The journalist, Malcolm Gladwell, once noted that he felt it was his responsibility as a person to revisit his positions on different topics. “And if you don’t contradict yourself on a regular basis,” he concluded, “then you’re not thinking.”

There are increasing efforts to prepare the public — especially the younger generations — to become more critical consumers of information. Some of these efforts can support the work of gatekeepers — for example, through systematic fact-checking of the news by reliable organizations including those affiliated with the International Fact-Checking Network at Poynter. Other types of efforts increase media literacy and include the News Literacy Project and curricula such as Stony Brook University’s News Literacy Center.

A Proposed Collaboration

In addition to stronger gate-keeping activities, such as authentication of content creators and filtering of malicious content, hi-tech companies are in a position to foster consumer ethics. This is not an easy task. Simply raising consumers’ awareness of their vulnerabilities would likely result in minimal effects. Decades of research on label and package warnings, at times because of laws and regulations, has taught us that cautioning users against hazardous or counterfeit materials has little or no effect on consumers’ behavior.[3] However, a more interactive approach, which trains consumers to identify potential harms, may have potential. A series of studies by Sander van der Linden and his colleagues demonstrates that a multi-step process of training readers to be critical of what they read may act as “vaccines” that inoculate people against misinformation.[4]

Currently suggested solutions ask whether we should suppress such dangerous algorithms lest they get out? If they were to get out, should we regulate their use? Such strategies would be doomed to ultimately fail, as algorithms aren’t physical entities to be banned from manufacture or trade. Even if it were possible to manage them in such a way, all it would take is one safe haven to render such bans pointless.

To blame the technology for the ills it enables may be reasonable, but to focus solely on the technology, allowing it to serve as a scape-goat for our own complicity, is to distract from where the worst rot lies. There is no point in banishing our “scariest” code to an “island of naughty algorithms” if we’re content to have the rest of the world full of ignorant humans at the mercy of immoral ones. It is not how we program machines that should cause fear; it is how we allow ourselves and others to be programmed.
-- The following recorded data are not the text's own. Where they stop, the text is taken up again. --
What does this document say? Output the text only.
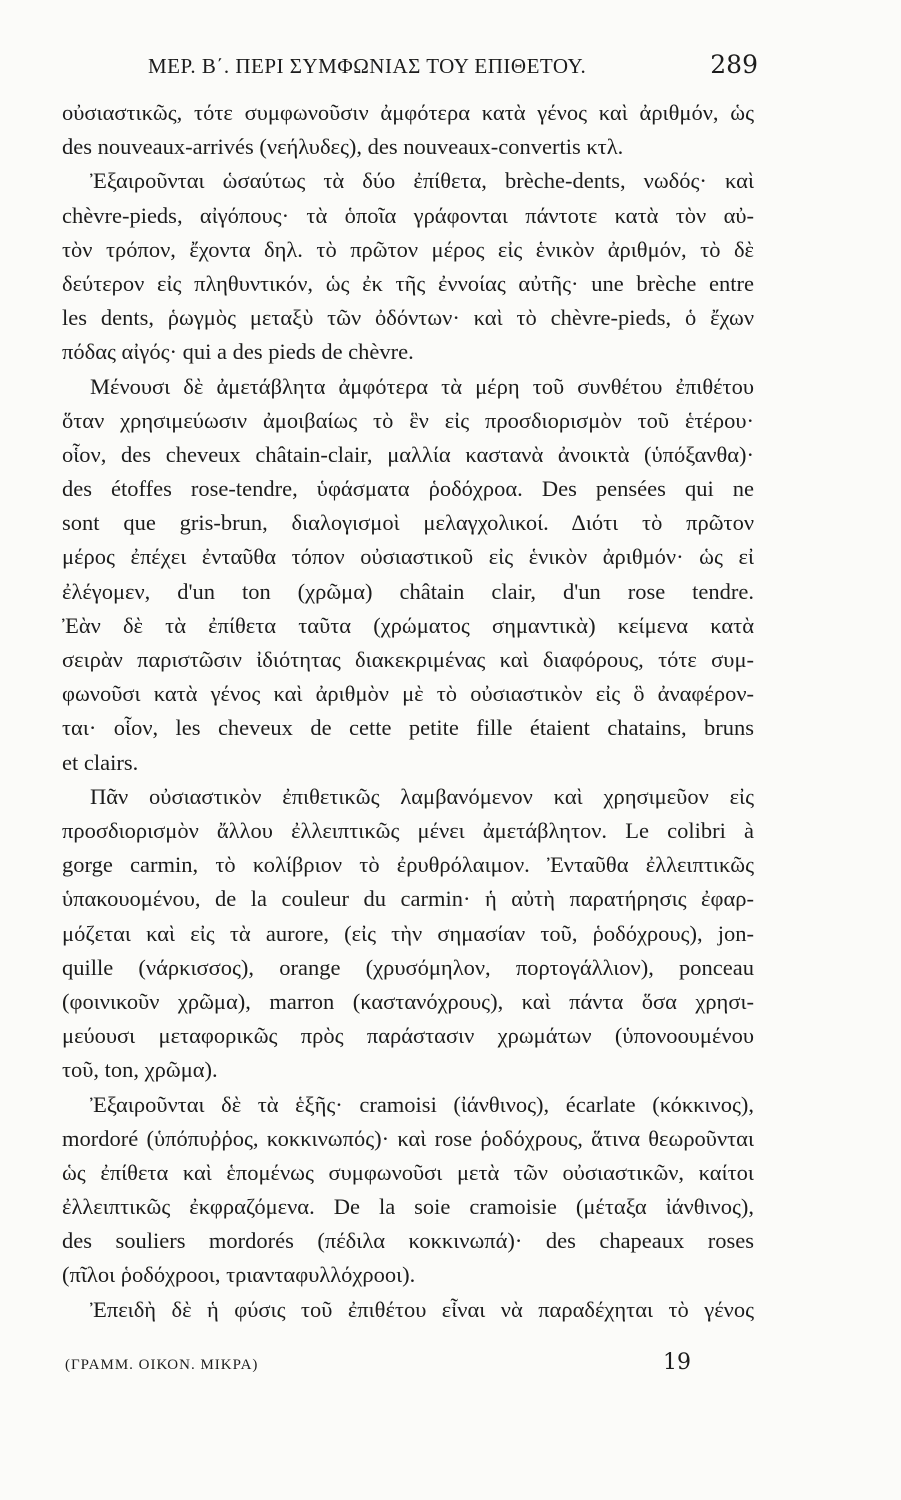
ΜΕΡ. Β΄. ΠΕΡΙ ΣΥΜΦΩΝΙΑΣ ΤΟΥ ΕΠΙΘΕΤΟΥ.	289
οὐσιαστικῶς, τότε συμφωνοῦσιν ἀμφότερα κατὰ γένος καὶ ἀριθμόν, ὡς
des nouveaux-arrivés (νεήλυδες), des nouveaux-convertis κτλ.
Ἐξαιροῦνται ὡσαύτως τὰ δύο ἐπίθετα, brèche-dents, νωδός· καὶ
chèvre-pieds, αἰγόπους· τὰ ὁποῖα γράφονται πάντοτε κατὰ τὸν αὐ-
τὸν τρόπον, ἔχοντα δηλ. τὸ πρῶτον μέρος εἰς ἑνικὸν ἀριθμόν, τὸ δὲ
δεύτερον εἰς πληθυντικόν, ὡς ἐκ τῆς ἐννοίας αὐτῆς· une brèche entre
les dents, ῥωγμὸς μεταξὺ τῶν ὀδόντων· καὶ τὸ chèvre-pieds, ὁ ἔχων
πόδας αἰγός· qui a des pieds de chèvre.
Μένουσι δὲ ἀμετάβλητα ἀμφότερα τὰ μέρη τοῦ συνθέτου ἐπιθέτου
ὅταν χρησιμεύωσιν ἀμοιβαίως τὸ ἓν εἰς προσδιορισμὸν τοῦ ἑτέρου·
οἷον, des cheveux châtain-clair, μαλλία καστανὰ ἀνοικτὰ (ὑπόξανθα)·
des étoffes rose-tendre, ὑφάσματα ῥοδόχροα. Des pensées qui ne
sont que gris-brun, διαλογισμοὶ μελαγχολικοί. Διότι τὸ πρῶτον
μέρος ἐπέχει ἐνταῦθα τόπον οὐσιαστικοῦ εἰς ἑνικὸν ἀριθμόν· ὡς εἰ
ἐλέγομεν, d'un ton (χρῶμα) châtain clair, d'un rose tendre.
Ἐὰν δὲ τὰ ἐπίθετα ταῦτα (χρώματος σημαντικὰ) κείμενα κατὰ
σειρὰν παριστῶσιν ἰδιότητας διακεκριμένας καὶ διαφόρους, τότε συμ-
φωνοῦσι κατὰ γένος καὶ ἀριθμὸν μὲ τὸ οὐσιαστικὸν εἰς ὃ ἀναφέρον-
ται· οἷον, les cheveux de cette petite fille étaient chatains, bruns
et clairs.
Πᾶν οὐσιαστικὸν ἐπιθετικῶς λαμβανόμενον καὶ χρησιμεῦον εἰς
προσδιορισμὸν ἄλλου ἐλλειπτικῶς μένει ἀμετάβλητον. Le colibri à
gorge carmin, τὸ κολίβριον τὸ ἐρυθρόλαιμον. Ἐνταῦθα ἐλλειπτικῶς
ὑπακουομένου, de la couleur du carmin· ἡ αὐτὴ παρατήρησις ἐφαρ-
μόζεται καὶ εἰς τὰ aurore, (εἰς τὴν σημασίαν τοῦ, ῥοδόχρους), jon-
quille (νάρκισσος), orange (χρυσόμηλον, πορτογάλλιον), ponceau
(φοινικοῦν χρῶμα), marron (καστανόχρους), καὶ πάντα ὅσα χρησι-
μεύουσι μεταφορικῶς πρὸς παράστασιν χρωμάτων (ὑπονοουμένου
τοῦ, ton, χρῶμα).
Ἐξαιροῦνται δὲ τὰ ἑξῆς· cramoisi (ἰάνθινος), écarlate (κόκκινος),
mordoré (ὑπόπυῤῥος, κοκκινωπός)· καὶ rose ῥοδόχρους, ἅτινα θεωροῦνται
ὡς ἐπίθετα καὶ ἑπομένως συμφωνοῦσι μετὰ τῶν οὐσιαστικῶν, καίτοι
ἐλλειπτικῶς ἐκφραζόμενα. De la soie cramoisie (μέταξα ἰάνθινος),
des souliers mordorés (πέδιλα κοκκινωπά)· des chapeaux roses
(πῖλοι ῥοδόχροοι, τριανταφυλλόχροοι).
Ἐπειδὴ δὲ ἡ φύσις τοῦ ἐπιθέτου εἶναι νὰ παραδέχηται τὸ γένος
(ΓΡΑΜΜ. ΟΙΚΟΝ. ΜΙΚΡΑ)	19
We should hold technologists accountable, but no more than we should hold ourselves, and each other, to account for our own parts.

Aristotle advised that being virtuous involves using deliberation and apprehension for good judgment. More than ever this advice holds true for humans in the case of reading online information, and that remains an ever more crucial truth whether that information is expressed through human or mechanical hands.

[1] Wedell, D. H., & Hutcheson, A. T. (2014). Spatial memory: From theory to application. In T. J. Perfect and D. S. Lindsay (Eds.), Handbook of applied memory (pp. 76–91). Thousand Oaks, CA: Sage.

[2] Lazar, D., Baum, M., Benkler, J., Berinski, A., Greenhill, K., Menczer, F., Metzger, M., Nyhan, B., Pennycook, G., Rothchild, D., Schudson, M., Sloman, S., Sunstein, C., Thorson, E., Watts, D., & Zittrain, J. (2018). The science of fake news. Science, 359, 1094–1096.

[3] Spink, J., Singh, S., and Singh, J., (2011), Review of Warning Labels and Their Effect on Consumer Behavior with Applicable Insights to Future Anti-Counterfeit Systems Research. Packaging Technology and Science, 24, 469–484.

[4] See for example, van der Linden, S., E. Maibach, J. Cook, A. Leiserowitz, & S. Lewandowsky. (2017). Inoculating Against Misinformation. Science, 358(6367), 1141–1142.